If you decided to be amazed, what would you see? Amazement, like any other state of mind, results primarily from our perspective. A cleaned up perspective, that is, one that's not clogged with negativity, self-doubt and limited thinking.
What is amazement? It's the capacity to see the positive, the beautiful and the previously unseen in both the everyday and in the spectacular. Amazement requires stepping outside of ourselves, observing who and what surrounds us, and practicing the art of gratitude.
In my experience, gratitude and amazement are kissing cousins whose relationship is symbiotic - one influences the other. Marcel Proust described this well when he said, "The real voyage of discovery consists not in seeking new landscapes but in having new eyes."

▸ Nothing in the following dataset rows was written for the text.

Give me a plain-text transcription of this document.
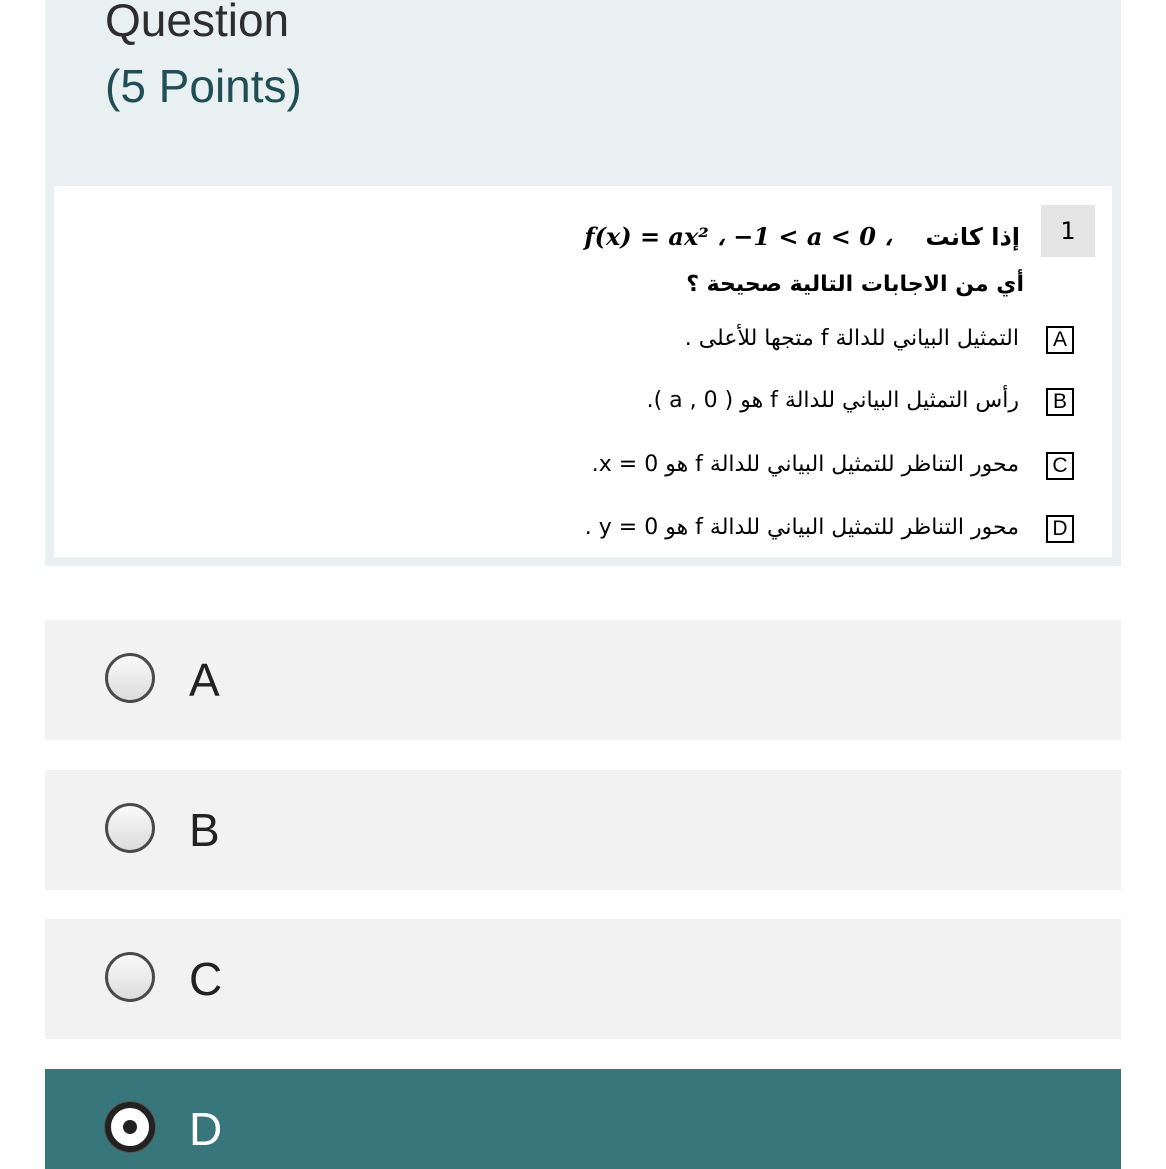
Question
(5 Points)
1
إذا كانت    f(x) = ax² ، −1 < a < 0 ،
أي من الاجابات التالية صحيحة ؟
A
التمثيل البياني للدالة f متجها للأعلى .
B
رأس التمثيل البياني للدالة f هو ( a , 0 ).
C
محور التناظر للتمثيل البياني للدالة f هو x = 0.
D
محور التناظر للتمثيل البياني للدالة f هو y = 0 .
A
B
C
D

If you looked through the lens of amazement, what would you see? How would you define it for yourself?
When I discuss amazement with people in life, they sometimes reflect back to me that they simply don't have time to be amazed. They are too busy, too tired and too stressed. But here's the great thing about amazement: it's free, takes no time, and is a fantastic stress reliever. So what blocks our ability to be amazed?
- The usual cadre of negativity: judgment, self-doubt and limited thinking. These three limit our vision drastically and call us to focus on what's not going well, how afraid we are, and how we or other people should have done things differently or better.
- Following a rigid set of rules about how we are supposed to be. Many of us carry around a mental checklist of "rules," regulations and must dos that ratchet our stress levels up to intolerable levels. Hard to be amazed with that monkey on your back, isn't it?
- Worrying, venting or complaining without taking action. Now I can worry, vent and complain with the best of them, and sometimes venting even puts in me in a more positive frame of mind. This only works if I choose to act to improve a situation. Endless worrying, venting or complaining sends you down a circular thought path that leads to nowhere.
Even if you understand these amazement-blockers, it can still be challenging to learn how to tap into the state of amazement on a regular basis. To raise your amazement quotient, consider these tips:
- Cultivate the art of observation. Observe the curve a child's cheek, the beauty of flower and the eyes of someone you enjoy being around.
- Watch for something good to happen. Notice the "little things": did someone smile at you today, make your life easier in some way, or help you solve a nagging problem?
- Let yourself feel the full emotional range. Amazement is a heightened sense of joy. What's your capacity for joy? Do you allow yourself joyful moments?
- Shift your perspective. If your usual take on a situation is negative, what would change if you looked through a positive lens?
Recognize that amazement is a choice. You can choose to be amazed or not, it's up to you. Once in a great while, most of us set eyes on a sight that is so compelling, so completely life changing that it takes our breath away. But most of life isn't like that, so it's up to us to make the choice to notice what amazes us on a daily basis. To be amazed or not to be amazed? That is the question.